Current location - Education and Training Encyclopedia - Graduation thesis - Paper notes
Paper notes
This paper mainly repeats the main content of the paper "Event Extraction by Dynamic Multi-pool Convolutional Neural Network" for self-review, hoping to bring help to Otani ~

Traditional ACE event extraction methods mainly rely on well-designed functions and complex NLP tools. These traditional methods lack universality, need a lot of manpower, and are prone to error propagation and data sparseness. In this paper, a new event extraction method is proposed, which aims at automatically extracting lexical and sentence-level functions without using complex natural language processing tools. We introduce a word representation model for language semantic description, and adopt a framework based on Convolutional Neural Network (CNN) to capture sentence-level clues. But CNN can only capture the most important information in a sentence, and may miss valuable facts when considering multi-event sentences. We propose a dynamic multi-pool convolutional neural network (DMCNN), which uses dynamic multi-pool layer to retain more key information according to event triggers and parameters.

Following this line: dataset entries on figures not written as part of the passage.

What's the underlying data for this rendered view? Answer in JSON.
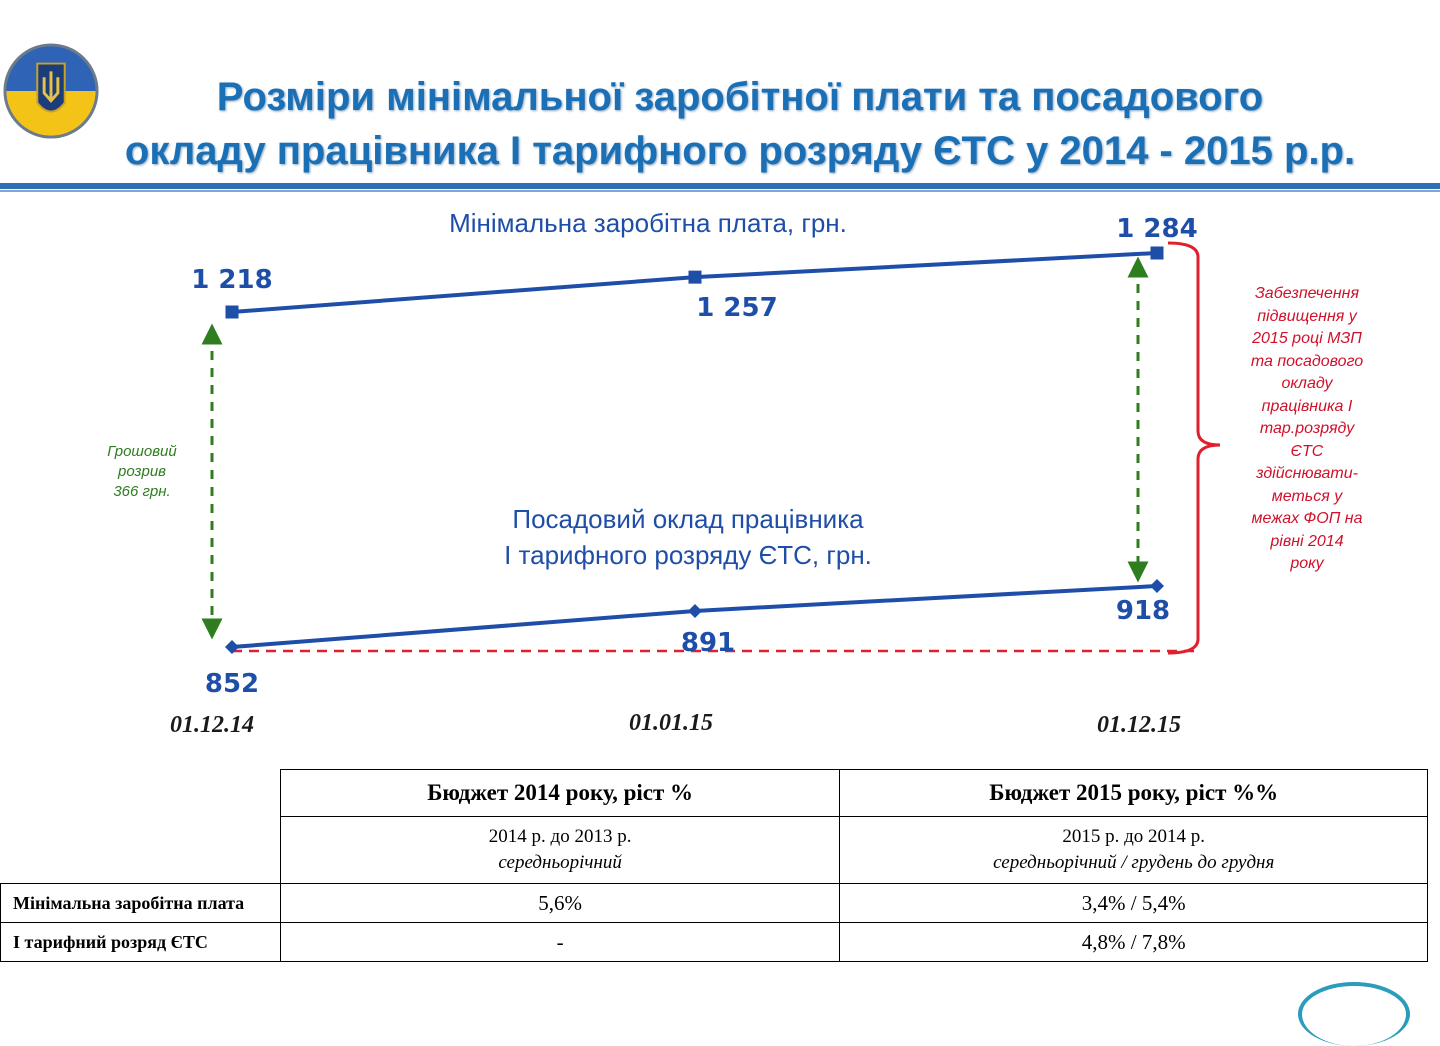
{
  "title": {
    "line1": "Розміри мінімальної заробітної плати та посадового",
    "line2": "окладу працівника І тарифного розряду ЄТС у 2014 - 2015 р.р."
  },
  "colors": {
    "title": "#1b6fb5",
    "series": "#1f4ea8",
    "gap_arrow": "#2e7d1f",
    "note": "#d0112b",
    "ref_line": "#e0202e"
  },
  "chart_data": {
    "type": "line",
    "x": [
      "01.12.14",
      "01.01.15",
      "01.12.15"
    ],
    "series": [
      {
        "name": "Мінімальна заробітна плата, грн.",
        "values": [
          1218,
          1257,
          1284
        ],
        "labels": [
          "1 218",
          "1 257",
          "1 284"
        ],
        "marker": "square"
      },
      {
        "name": "Посадовий оклад працівника І тарифного розряду ЄТС, грн.",
        "values": [
          852,
          891,
          918
        ],
        "labels": [
          "852",
          "891",
          "918"
        ],
        "marker": "diamond"
      }
    ],
    "series2_name_lines": [
      "Посадовий оклад працівника",
      "І тарифного розряду ЄТС, грн."
    ],
    "reference_line": {
      "value": 852,
      "style": "dashed"
    },
    "gap_annotation": [
      "Грошовий",
      "розрив",
      "366 грн."
    ],
    "side_note": [
      "Забезпечення",
      "підвищення у",
      "2015 році МЗП",
      "та посадового",
      "окладу",
      "працівника І",
      "тар.розряду",
      "ЄТС",
      "здійснювати-",
      "меться у",
      "межах ФОП на",
      "рівні 2014",
      "року"
    ]
  },
  "table": {
    "headers": [
      "Бюджет 2014 року, ріст %",
      "Бюджет 2015 року, ріст %%"
    ],
    "sub": [
      {
        "line1": "2014 р. до 2013 р.",
        "line2": "середньорічний"
      },
      {
        "line1": "2015 р. до 2014 р.",
        "line2": "середньорічний / грудень до грудня"
      }
    ],
    "rows": [
      {
        "label": "Мінімальна заробітна плата",
        "v1": "5,6%",
        "v2": "3,4% / 5,4%"
      },
      {
        "label": "І тарифний розряд ЄТС",
        "v1": "-",
        "v2": "4,8% / 7,8%"
      }
    ]
  }
}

At present, the most advanced event extraction method adopts a set of carefully designed features, which are extracted from text analysis and language knowledge. It is usually divided into two categories: lexical features and contextual features.

-Lexical features

Lexical features include part-of-speech tags, substantive information, morphological features (such as markers, entries, etc. ) to capture the background knowledge of semantics or words. Due to the limitation of these clues to predict the semantic background and the sparsity of data caused by a hot coding, the semantics of words can not be fully captured.

-Background characteristics

Context features, such as grammatical features, can get the relationship between their parameters and trigger words from dependency. We call this information sentence-level clues. However, we can't get the target role through this traditional dependent feature, and in addition, it may lead to error propagation in feature learning.

-Convolutional neural network

This paper describes that the recently improved Convolutional Neural Network (CNN) has been proved to be effective in capturing the syntax and semantics between words in sentences. CNN usually uses the maximum pool layer and applies the maximum operation to the expression of the whole sentence to capture the most useful information. However, in event extraction, a sentence may contain two or more events, which may * * * enjoy the parameters of different roles. For example, S3 (S3: In Baghdad, a photographer was killed by an American tank? There are two red events in the Palestinian hotel. ), that is, deaths and attacks. If we use the traditional maximum aggregation layer and only keep the most important information, then we can get the information describing the death of the cameraman, but we miss the information about the American tank, which is very important for predicting the attack events and valuable for attaching the cameraman to red. As a goal argument. In the experiment, we found that such multi-event sentences accounted for 27.3% of our data set, and this phenomenon could not be notified.

Event extraction system: for each sentence, use specific subtypes and their parameters to predict event triggers.

The implementation of this paper is divided into two stages: 1. Trigger classification. Use DMCNN to classify each word in the sentence to identify the trigger word. 2. If a sentence has a trigger, execute the second stage, apply similar DMCNN to assign parameters to the trigger, and align the roles of the parameters.

1. word embedding

This paper puts forward three input types.

-Context Word Feature (CWF): The vector of each word tag is embedded and transformed by looking up words.

Location feature (PF): indicates the relative distance between the current word and the predicted trigger or candidate parameter. Each distance value of position feature is also represented by embedding vector, and the distance value is randomly initialized and optimized by back propagation.

-Event type feature (EF): Event type coding is used to trigger the prediction in the classification stage, which is an important clue in DMCNN or PF.

Set the dimension d=4 of CWF, d= 1 of PF, EF= 1, and the length d=dw+dp×2+de of the word feature vector spliced by CWF to obtain the input matrix X∈R(n×d), and enter the convolution layer.

Set h word windows, filter w ∈ R(h×d), and generate new feature ci through operation (4), where b∈R is an offset term and f is a nonlinear function, such as hyperbolic tangent. The filter is applied to the sentence x 1:h, x2:h+ 1, ..., x(n-h+ 1):n to generate a feature map ci, where the index I ranges from 1 to n-h+ 1.

Step 3 output

5. trigger Classi? Cation model

In trigger classification, only candidate triggers and their left and right tags are used for lexical feature representation. In sentence-level feature representation, we use the same CWF as in parameter classification, but only use the positions of candidate triggers to embed position features. In addition, instead of dividing the sentence into three parts, the sentence is divided into two parts through candidate triggers. In addition to the above characteristics and model changes, this paper also classifies an argument. These two stages constitute the framework of event extraction.

Criteria for judging the accuracy of predicted events:

1. If the event subtype and offset of the trigger match the type of the reference trigger, the trigger is correct.

2. If the event subtype and offset of a parameter match the parameter mentioned in any reference parameter, the parameter can be correctly identified.

3. If the event subtype, offset and parameter role of a parameter match the parameters mentioned in any referenced parameter, the parameter is correctly classified.